You may have heard that the Feds are in the process of bailing out mortgage lender IndyMac.
California-based IndyMac, which specialized in a type of mortgage that often required minimal documents from borrowers, became the fifth U.S. bank to fail this year as a housing bust and credit crunch strain financial institutions.This, along with the current woes of Freddie Mac and Fannie Mae, does not bode well for the housing market and the economy in general. Overall, financial stocks have been hammered in 2008.
"IndyMac is a company that was pretty much 100 percent invested in mortgage assets, and we're in a bad mortgage market, and it had no capital. It's not complicated," said Adam Compton, co-head of global financial stock research at RCM in San Francisco, which manages about $150 billion.While we all get to chip in to cover their missteps, some of the larger account holders will certainly not be happy in the morning...
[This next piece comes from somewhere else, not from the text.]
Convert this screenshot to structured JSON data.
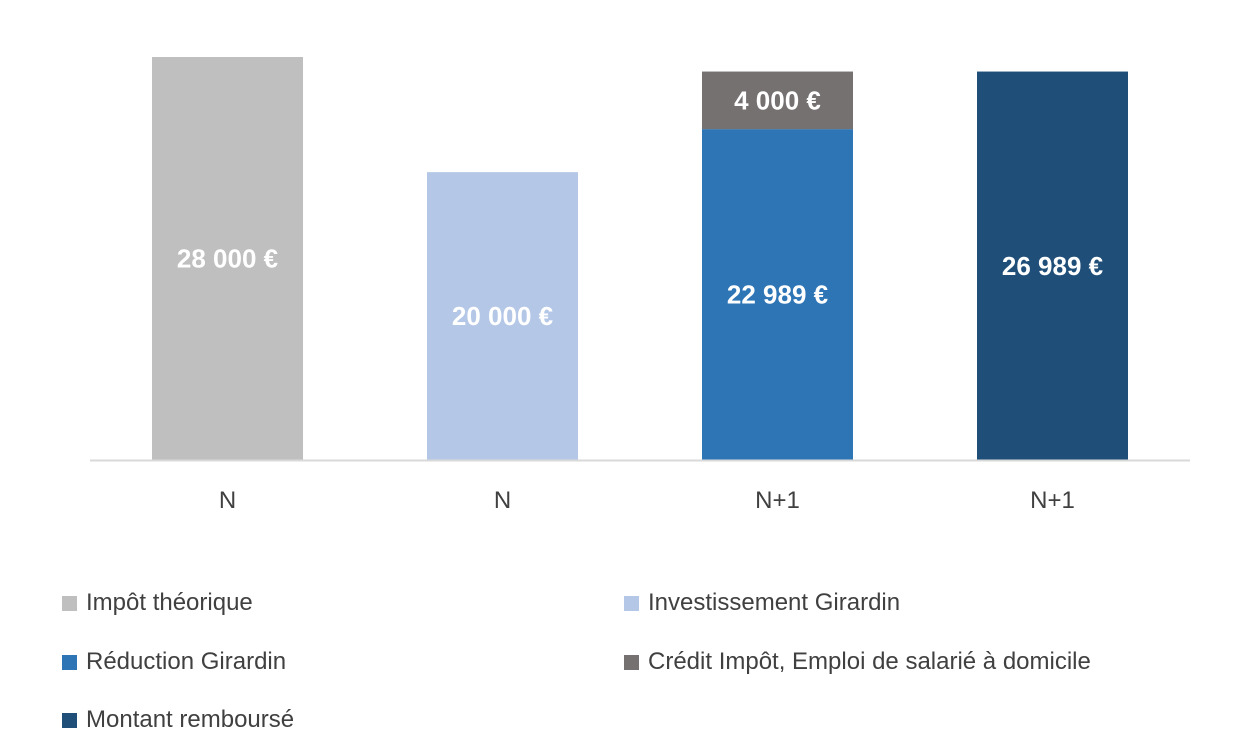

At the time of closing, IndyMac had about $1 billion of potentially uninsured deposits held by about 10,000 depositors. The FDIC said it would pay those depositors an advance dividend equal to 50 percent of the uninsured amount.And while IndyMac is the third largest bank to ever be taken over by the FDIC, they won't be the last. Ominous clouds still loom on the horizon.
Where is Jimmy Stewart when you need him?Four small banks have already been closed this year and the FDIC is hiring more staff in preparation for more failures. The agency has boosted its list of troubled banks to 90 and has said an increasing number of banks face high exposure to deteriorating conditions in commercial real estate and construction lending. Last year, just three banks failed.
"IndyMac's takeover by the FDIC is one of many to come," predicted Daniel Alpert, an investment banker at Westwood Capital in New York.